Was dem favorisierten Pedro Sánchez allerdings helfen könnte, ist ein diese Woche ausgebrochener Streit zwischen der konservativen Volkspartei PP und der liberalen Ciudadanos.

PP-Mann Pablo Casado und Ciudadanos-Chef Albert Rivera ließen während einer TV-Debatte vor einem Millionenpublikum in ihren Attacken gegen Sánchez plötzlich nach begannen sich gegenseitig mit Vorwürfen zu überhäufen. Rivera erinnerte an die vielen Korruptionsaffären in der PP, die im vorigen Juni zum Sturz des Konservativen Mariano Rajoy per Misstrauensvotum und zur Machtübernahme von Sánchez geführt hatten. Casado konterte und stellte Rivera als Politiker hin, der sein Fähnchen nach dem Wind drehe und fähig sei, auch mit den Linken eine Koalition zu bilden.

Kampf gegen Sánchez "bereits verloren"

Nach der Debatte warb Ciudadanos in einer unerwarteten Aktion den Madrider PP-Chef Ángel Garrido ab. Vom Parteiwechsel erfuhr Casado aus den Medien. Sánchez versuchte sofort, Profit zu schlagen. "Die Rechten können sich nicht einmal untereinander über den Weg trauen. Wie sollen die Wähler ihnen vertrauen?", sagte er.

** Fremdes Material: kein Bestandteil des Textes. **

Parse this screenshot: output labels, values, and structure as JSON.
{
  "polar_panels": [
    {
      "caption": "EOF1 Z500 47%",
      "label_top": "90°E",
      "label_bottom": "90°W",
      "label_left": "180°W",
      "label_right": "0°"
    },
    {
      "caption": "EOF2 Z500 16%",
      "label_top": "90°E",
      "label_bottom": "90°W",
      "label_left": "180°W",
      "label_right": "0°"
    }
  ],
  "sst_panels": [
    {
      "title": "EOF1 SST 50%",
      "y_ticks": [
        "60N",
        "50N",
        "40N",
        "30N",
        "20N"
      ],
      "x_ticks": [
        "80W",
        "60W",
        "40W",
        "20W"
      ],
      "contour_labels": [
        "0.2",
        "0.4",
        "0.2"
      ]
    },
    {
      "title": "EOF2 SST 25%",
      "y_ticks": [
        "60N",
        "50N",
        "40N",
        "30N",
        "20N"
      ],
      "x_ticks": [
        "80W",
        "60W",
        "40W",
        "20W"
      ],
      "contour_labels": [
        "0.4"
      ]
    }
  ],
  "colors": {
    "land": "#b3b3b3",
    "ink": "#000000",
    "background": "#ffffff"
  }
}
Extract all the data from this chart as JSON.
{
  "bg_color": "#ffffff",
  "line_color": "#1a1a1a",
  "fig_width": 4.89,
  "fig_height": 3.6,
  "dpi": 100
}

Und Sánchez verkörpert nicht nur die Hoffnung der spanischen Sozialisten. Die linke Protestpartei Podemos hofft, schon fünf Jahre nach der Gründung als Koalitionspartner der PSOE erstmals Regierungsverantwortung übernehmen zu dürfen. Der einst streitbare Podemos-Chef Pablo Iglesias präsentierte sich bei den Debatten sehr zurückhaltend und als "höflichster" Teilnehmer. Er bot sich Sánchez vor den TV-Kameras mehrfach als zuverlässiger Partner an.

Hoffnung für Europa?

Aber auch außerhalb Spaniens setzen viele, die nicht unbedingt mit sozialistischem Gedankengut sympathisieren, auf Sánchez. Die Londoner Wochenzeitschrift "The Economist" rief die Spanier dazu auf, den Sozialisten in der viertgrößten Volkswirtschaft der Eurozone am Sonntag mit einer regierungsfähigen Mehrheit auszustatten. "Noch mehr politischer Stillstand würde Spanien nicht gut bekommen."

Gefürchtet wird eine Wiederauflage der "Blockade" von 2016. Nach Ende des faktischen Zweiparteiensystems aus PP/PSOE und der Zersplitterung der Stimmen war Spanien damals trotz zweier Wahlgänge innerhalb von sechs Monaten fast ein Jahr lang ohne reguläre Regierung geblieben. Anschließend hielt die schwache Rajoy-Regierung nur gut eineinhalb Jahre. Die Minderheitsregierung von Sánchez mit nur 84 von insgesamt 350 Abgeordneten im Congreso de los Diputados hatte es noch schwerer.

Zünglein an der Waage

Kataloniens Separatisten könnten am Sonntag erneut entscheidend für die Regierungsstabilität werden. Darf man jüngsten Umfragen glauben, könnte es zu einem Patt zwischen dem rechten und dem linken Lager kommen und die Separatisten könnten zum Zünglein an der Waage werden. Die (PP, die Ciudadanos und die neue rechtspopulistische Vox-Parteien kommen laut Umfragen fast auf die selbe Zahl von Parlamentssitzen wie eine mögliche Links-Koalition aus Sozialisten (PSOE) und der linkspopulistischen Unidas Podemos. Da letztere Formation jedoch mit enormen Wahlverlusten rechnen muss, könnten die beiden katalanischen Separatisten ERC und JxCAT erneut für eine linke Regierungsmehrheit notwendig werden.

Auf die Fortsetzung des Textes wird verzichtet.